Pitt coach Jamie Dixon must try to cure an epidemic of poor free-throw shooting.
By Ray Fittipaldo Pittsburgh Post-Gazette
It's probably no consolation for Pitt coach Jamie Dixon, but there are 91 teams in NCAA Division I that shoot free throws worse than the Panthers.
Yeah, that's hard to believe after the Panthers clanked their way to a 3-for-12 performance at the line in Monday night's 64-61 loss at Louisville.
The 25 percent clip lowered Pitt's season percentage to .660. This might be hard to fathom for fans who watch the Panthers on a consistent basis, but that's almost 10 percentage points higher than Louisiana-Monroe, which stands alone in last place in the NCAA statistics and, apparently, practices free throws less than the Panthers.
Pitt is on pace for its worst season at the line since 2004-05, but the Panthers are not drastically worse at the line than past seasons. The best percentage in the past seven seasons was last season's .699, and that certainly did not help the Panthers in their worst season in more than a decade.
In 2010-11, when the Panthers won the Big East regular-season championship and earned a No. 1 seed in the NCAA tournament, they shot 67.1 percent from the line. In 2008-09, the year they came within a whisker of reaching the Final Four, they shot 67.7 percent.
The difference, it seems, between those seasons and this one, is the Panthers have been troubled by some untimely misses, which is drawing more attention to the problem.
Even when other Pitt teams struggled at the line, Dixon always had clutch players who could make free throws in crucial situations. Or, he had a way of getting the ball into the hands of his best shooters in the right situations.
Remember what Dixon said after the loss to Villanova in the 2009 Elite Eight game when Levance Fields stepped to the line and made two free throws with 5.5 seconds remaining to tie the score?
"I had no doubts they were going in," he said.
Clutch shooting at the line has been elusive for the Panthers this season. Tray Woodall, who is shooting 75 percent from the line, was fouled with 43 seconds remaining Monday night and had a chance to cut the deficit to one. But Woodall, a fifth-year senior, missed the front end of the one-and-one that ultimately sealed Pitt's fate.
It wasn't the first time Woodall failed to come through in a pressure situation. In the Big East opener against Cincinnati, Woodall stepped to the line with 1:30 remaining and Pitt trailing by three, and also missed the front end of a one-and-one. Pitt lost that game, 70-61.
Dixon knows the free-throw shooting is an issue and has been addressing it in practice, but to no avail.
"There's definitely no explanation for it," junior forward Lamar Patterson said. "We've been practicing. We've been running for missing. I didn't feel like our focus was there at the free-throw line. We needed big free throws late in the game and we didn't come up with them. It's something we'll learn from, and hopefully we'll make them later in the season."
Dixon said his assistant coaches chart the number of free throws his players make in practice. Invariably, the percentages are better in practice, but the Panthers have not responded well to shooting under pressure in games.

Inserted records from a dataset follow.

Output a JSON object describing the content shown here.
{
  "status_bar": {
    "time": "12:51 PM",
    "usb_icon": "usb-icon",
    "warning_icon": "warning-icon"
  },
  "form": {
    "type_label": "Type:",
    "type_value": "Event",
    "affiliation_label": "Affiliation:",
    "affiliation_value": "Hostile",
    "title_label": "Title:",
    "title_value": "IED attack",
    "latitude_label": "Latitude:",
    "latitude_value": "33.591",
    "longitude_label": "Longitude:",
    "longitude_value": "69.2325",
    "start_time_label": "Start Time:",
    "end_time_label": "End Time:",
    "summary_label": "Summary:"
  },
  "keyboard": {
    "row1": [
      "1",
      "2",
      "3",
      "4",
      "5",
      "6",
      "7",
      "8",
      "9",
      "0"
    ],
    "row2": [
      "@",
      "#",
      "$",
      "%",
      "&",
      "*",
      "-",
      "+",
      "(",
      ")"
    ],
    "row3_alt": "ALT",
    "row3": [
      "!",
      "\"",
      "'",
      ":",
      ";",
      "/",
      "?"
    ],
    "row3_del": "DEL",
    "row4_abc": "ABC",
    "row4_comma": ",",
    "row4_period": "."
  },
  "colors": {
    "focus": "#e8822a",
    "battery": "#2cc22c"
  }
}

The worst offender is freshman center Steven Adams, who was 0 for 4 against Louisville and lowered his season average to 32.5 percent (14 for 43). But he's far from alone. Power forward Talib Zanna is shooting 67 percent from the line but 53 percent in conference games.
Some of the guards have been having a hard time, too. Woodall's misses have been magnified, but he is above the Division I average of 68.9 percent.
The same cannot be said for Trey Zeigler, who is shooting 52.5 percent. Cameron Wright is shooting 48 percent. Those are extremely low percentages for guards.
"Steve's shooting the ball well in practice," Dixon said. "Steve's a good shooter in practice. He's just not shooting them in games. Zeigler's been improving. We're working hard on it, but we didn't get it done [against Louisville]."
Patterson said there is a big difference between shooting well in practice when no one is watching and in a road game with 22,000 fans harassing you.
"I think we just have to focus more at the line," Patterson said. "When you're out there by yourself shooting them it's a lot easier. When we're in the game, we have to focus, settle down and knock them down."
Of course, that doesn't explain Pitt shooting almost as bad at home as in road games this season. Until the 3-for-12 performance Monday night, the Panthers actually were shooting better at the line on the road.
In the overtime loss to Marquette at Petersen Events Center, Pitt shot 50 percent (13 for 26) from the line. As was the case at Louisville, there were other problems that prevented the Panthers from winning, but they compounded their issues by shooting poorly from the line.
That has been the case in three of Pitt's four Big East losses.
In a season when the Panthers will be scrapping for an NCAA tournament berth, they might not have to shoot a better free-throw percentage, but it would help if they made a few more timely ones.